The two Arabs looked at each other with faces that showed perplexity. They withdrew to a little distance. Deborah could not catch all their words, but enough to know that her ruse was not altogether futile. However well bribed with Greek gold, the tribesmen would not risk the alliance of Antiochus if this new power of Rome were to come upon the scene. The Republic of the West was regarded as invincible along the Great Sea, but had not yet essayed to strike Asia. If the crash of empires were to take place it were wise for the nomadic peoples to throw themselves with neither Greek nor Roman until there were some signs as to which power would prove the stronger.

The older man remounted.

"But, father, we cannot leave the daughter of Elkiah here," said the younger. "She must go with us."

Deborah had risen to her feet. The hood dropped from her head. Was it her grateful look, or only her surpassing beauty, that held the young Arab?

"You will go with us? You can ride?" said he.

"Nay, I must go to my kinsman, Ben Aaron ofMasada. To seek refuge there I have fled. Tell me the shortest way, I beg of you."

"To Masada? That is a long journey, and rough, and full of dangers. You cannot go there alone."
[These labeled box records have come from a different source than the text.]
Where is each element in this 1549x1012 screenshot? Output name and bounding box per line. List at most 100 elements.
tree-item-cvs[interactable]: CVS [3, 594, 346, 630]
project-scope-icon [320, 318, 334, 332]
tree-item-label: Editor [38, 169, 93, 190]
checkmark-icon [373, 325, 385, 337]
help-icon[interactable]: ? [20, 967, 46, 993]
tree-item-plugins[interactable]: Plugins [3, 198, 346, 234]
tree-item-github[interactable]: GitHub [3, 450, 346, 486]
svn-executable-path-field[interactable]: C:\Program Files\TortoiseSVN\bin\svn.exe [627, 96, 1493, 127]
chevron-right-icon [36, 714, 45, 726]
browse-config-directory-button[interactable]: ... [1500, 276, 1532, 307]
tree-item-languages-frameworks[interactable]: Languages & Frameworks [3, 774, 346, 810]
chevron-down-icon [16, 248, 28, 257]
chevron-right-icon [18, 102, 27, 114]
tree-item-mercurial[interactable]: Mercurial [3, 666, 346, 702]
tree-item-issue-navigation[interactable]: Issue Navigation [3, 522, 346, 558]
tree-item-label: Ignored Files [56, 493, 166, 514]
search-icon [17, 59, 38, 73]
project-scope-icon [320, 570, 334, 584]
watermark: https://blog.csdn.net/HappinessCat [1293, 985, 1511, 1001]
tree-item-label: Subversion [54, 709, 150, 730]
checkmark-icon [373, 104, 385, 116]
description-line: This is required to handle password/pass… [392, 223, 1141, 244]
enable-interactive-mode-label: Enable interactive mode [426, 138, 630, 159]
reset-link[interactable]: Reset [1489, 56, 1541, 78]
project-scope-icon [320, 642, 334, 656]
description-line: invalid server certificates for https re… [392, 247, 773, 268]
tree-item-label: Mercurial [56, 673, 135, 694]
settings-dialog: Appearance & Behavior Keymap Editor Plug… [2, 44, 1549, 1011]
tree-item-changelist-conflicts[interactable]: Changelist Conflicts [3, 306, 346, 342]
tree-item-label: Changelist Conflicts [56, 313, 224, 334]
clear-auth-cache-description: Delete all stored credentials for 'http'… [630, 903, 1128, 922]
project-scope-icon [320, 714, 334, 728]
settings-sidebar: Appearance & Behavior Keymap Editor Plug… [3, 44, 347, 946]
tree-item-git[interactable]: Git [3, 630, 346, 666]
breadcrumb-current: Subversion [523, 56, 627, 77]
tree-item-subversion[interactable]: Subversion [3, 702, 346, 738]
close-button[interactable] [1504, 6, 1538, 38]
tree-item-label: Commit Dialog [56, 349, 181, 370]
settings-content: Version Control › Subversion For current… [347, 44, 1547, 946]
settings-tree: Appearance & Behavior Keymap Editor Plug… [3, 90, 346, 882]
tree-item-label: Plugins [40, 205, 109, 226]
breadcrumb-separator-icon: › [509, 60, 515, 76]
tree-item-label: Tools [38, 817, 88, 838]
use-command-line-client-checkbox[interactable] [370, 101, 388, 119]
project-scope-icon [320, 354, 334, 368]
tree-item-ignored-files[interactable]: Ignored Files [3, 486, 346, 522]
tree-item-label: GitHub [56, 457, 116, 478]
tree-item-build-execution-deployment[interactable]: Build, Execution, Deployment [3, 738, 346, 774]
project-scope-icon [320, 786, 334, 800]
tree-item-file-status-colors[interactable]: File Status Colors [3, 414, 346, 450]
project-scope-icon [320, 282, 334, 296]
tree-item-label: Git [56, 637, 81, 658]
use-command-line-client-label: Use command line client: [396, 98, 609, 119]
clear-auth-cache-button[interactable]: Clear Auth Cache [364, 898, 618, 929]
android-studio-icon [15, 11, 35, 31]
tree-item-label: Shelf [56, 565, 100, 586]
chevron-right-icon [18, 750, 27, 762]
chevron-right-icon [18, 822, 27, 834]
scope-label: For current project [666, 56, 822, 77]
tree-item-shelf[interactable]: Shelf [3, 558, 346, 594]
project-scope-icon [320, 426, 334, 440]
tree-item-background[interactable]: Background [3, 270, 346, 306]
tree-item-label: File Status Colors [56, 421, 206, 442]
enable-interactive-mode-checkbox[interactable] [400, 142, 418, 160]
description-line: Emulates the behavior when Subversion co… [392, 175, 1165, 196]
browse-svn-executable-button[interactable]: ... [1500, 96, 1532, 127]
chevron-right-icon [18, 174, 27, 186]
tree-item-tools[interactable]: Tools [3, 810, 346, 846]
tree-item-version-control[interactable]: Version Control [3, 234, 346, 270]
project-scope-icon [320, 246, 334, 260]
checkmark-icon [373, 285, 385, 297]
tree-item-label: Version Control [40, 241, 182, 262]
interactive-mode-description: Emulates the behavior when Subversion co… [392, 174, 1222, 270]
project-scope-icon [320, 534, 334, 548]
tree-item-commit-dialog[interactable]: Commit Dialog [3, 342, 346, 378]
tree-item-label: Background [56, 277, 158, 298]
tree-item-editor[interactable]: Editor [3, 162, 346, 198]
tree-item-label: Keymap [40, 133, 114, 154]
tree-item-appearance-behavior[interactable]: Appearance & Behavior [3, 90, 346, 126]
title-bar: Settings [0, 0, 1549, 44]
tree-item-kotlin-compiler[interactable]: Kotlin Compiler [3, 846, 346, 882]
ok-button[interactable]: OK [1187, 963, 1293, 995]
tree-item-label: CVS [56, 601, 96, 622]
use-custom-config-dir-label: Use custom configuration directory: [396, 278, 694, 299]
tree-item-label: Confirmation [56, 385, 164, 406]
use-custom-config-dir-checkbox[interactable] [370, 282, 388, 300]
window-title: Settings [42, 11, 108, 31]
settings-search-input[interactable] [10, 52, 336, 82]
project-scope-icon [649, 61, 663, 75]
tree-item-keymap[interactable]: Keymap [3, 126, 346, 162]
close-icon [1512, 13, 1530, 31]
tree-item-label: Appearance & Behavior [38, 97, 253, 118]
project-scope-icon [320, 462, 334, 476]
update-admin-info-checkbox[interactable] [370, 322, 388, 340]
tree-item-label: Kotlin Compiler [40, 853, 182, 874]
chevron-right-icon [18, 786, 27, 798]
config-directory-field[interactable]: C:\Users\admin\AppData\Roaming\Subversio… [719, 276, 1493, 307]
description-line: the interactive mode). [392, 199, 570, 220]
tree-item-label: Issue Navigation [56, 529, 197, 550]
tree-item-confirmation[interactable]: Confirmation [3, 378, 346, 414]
Nadan held rapid speech with old Yusef, the conclusion of which was this, on his part:

"It is true we must not leave her here, nor can we delay. Take you the woman, Nadan. Cross the gorge of Kedron. By the night you can be at Masada, and by the morning back with us. Nadan, the woman is comely. Were I not needed with the people, she should share my saddle, not yours. No loitering, my son. My salutation to Ben Aaron, the damned Jew!—but it is unwise to damn him in the present emergency. His castle on Masada will be the strongest in the wilderness—when we get it. Speak him fair, and let the gift of his kinswoman be a pledge of peace between us—until we see fit to break it. That woman's breath on your cheek ought to give you soft words for Ben Aaron."

He placed his long lance in its resting strap, bowed his head to the neck of his steed—both a salaam to the woman and a signal of haste to the beast—and disappeared over the hill like an autumn leaf whirled away by the wind.